When Tommy was old enough, Archer would bring him to the Playhouse while she was taking lessons. He would wander around the theater, venturing into the light booth and watching his mother learning her craft. Jastrow recalled being struck by Tommy’s poise even as a five-year-old child. “I am a really good dad, and he taught me how,” Jastrow said. He gave the example of a visit from his own parents, who had flown out from Midland, Texas, to meet Terry’s new family. After Jastrow had driven them back to the airport, Tommy said, “I notice that your dad was pretty strict with you.” Jastrow agreed that his father had been very stern when he was growing up. Then Tommy continued, “I was noticing that you’re pretty strict with me.” Jastrow pointed to that as a defining moment in their relationship. “I realized I wanted to be his friend first,” he said. “He was the senior being in that relationship.”

Anne and Terry soon found their way into Scientology, but Tommy was initially raised in his mother’s original faith, Christian Science. His father, William Davis, is a wealthy financier and real-estate developer who was once reported to be among the largest owners of agricultural property in California. He was also a well-known fund-raiser for Ronald Reagan and George H. W. Bush, and personally contributed an estimated $350,000 a year to Republican causes. Although Tommy grew up in an environment of money and celebrity, he impressed people with his modesty. He longed to do something to help humanity. Scientology seemed to offer a direction.

Paul Haggis met Tommy at the Celebrity Centre in 1989, when he was seventeen years old—“a sweet and bright boy.” Their meeting came at a critical moment in Tommy’s life. He had just broken up with his girlfriend. Archer had taken him to the Celebrity Centre for counseling, where he took a course called Personal Values and Integrity.
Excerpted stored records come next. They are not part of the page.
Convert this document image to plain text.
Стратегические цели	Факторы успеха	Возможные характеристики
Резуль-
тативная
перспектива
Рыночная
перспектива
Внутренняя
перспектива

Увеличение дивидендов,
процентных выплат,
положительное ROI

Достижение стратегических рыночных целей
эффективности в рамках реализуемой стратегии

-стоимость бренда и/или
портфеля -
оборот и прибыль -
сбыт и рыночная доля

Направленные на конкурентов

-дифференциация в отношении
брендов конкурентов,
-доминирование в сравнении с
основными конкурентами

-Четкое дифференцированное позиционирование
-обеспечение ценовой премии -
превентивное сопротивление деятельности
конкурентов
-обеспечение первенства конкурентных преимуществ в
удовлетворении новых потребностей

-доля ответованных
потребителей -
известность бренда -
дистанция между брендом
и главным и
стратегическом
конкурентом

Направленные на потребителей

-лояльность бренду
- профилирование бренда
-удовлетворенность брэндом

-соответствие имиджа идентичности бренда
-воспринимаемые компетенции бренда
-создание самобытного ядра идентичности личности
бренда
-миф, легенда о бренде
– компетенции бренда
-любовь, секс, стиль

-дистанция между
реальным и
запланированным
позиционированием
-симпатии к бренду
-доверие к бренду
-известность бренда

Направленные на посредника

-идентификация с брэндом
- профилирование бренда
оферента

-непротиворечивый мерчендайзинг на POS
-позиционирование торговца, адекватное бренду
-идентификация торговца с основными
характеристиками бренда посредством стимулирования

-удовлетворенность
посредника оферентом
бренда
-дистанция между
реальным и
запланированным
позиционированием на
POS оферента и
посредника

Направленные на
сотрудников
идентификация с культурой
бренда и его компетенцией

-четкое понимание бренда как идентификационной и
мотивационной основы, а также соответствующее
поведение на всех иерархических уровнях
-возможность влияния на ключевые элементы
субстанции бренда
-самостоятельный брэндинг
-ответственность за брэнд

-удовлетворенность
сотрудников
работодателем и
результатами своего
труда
Tommy’s presence immediately caused a stir inside the church. The president of the Celebrity Centre, Karen Hollander, fixed on the idea that Tommy should be her personal assistant. He was young, very rich, and handsome enough to be a movie star himself. He had grown up mixing with famous people. It would be a perfect fit. Whenever celebrities came in, there would be Anne Archer’s son. But that required coaxing Tommy to join the Sea Org. Hollander called in the younger members of her staff to woo him. “You can either go to college and get a wog education, or you can join Sea Org and be doing the best service you could ever do for mankind—and for yourself,” John Peeler, Hollander’s secretary at the time, would tell him.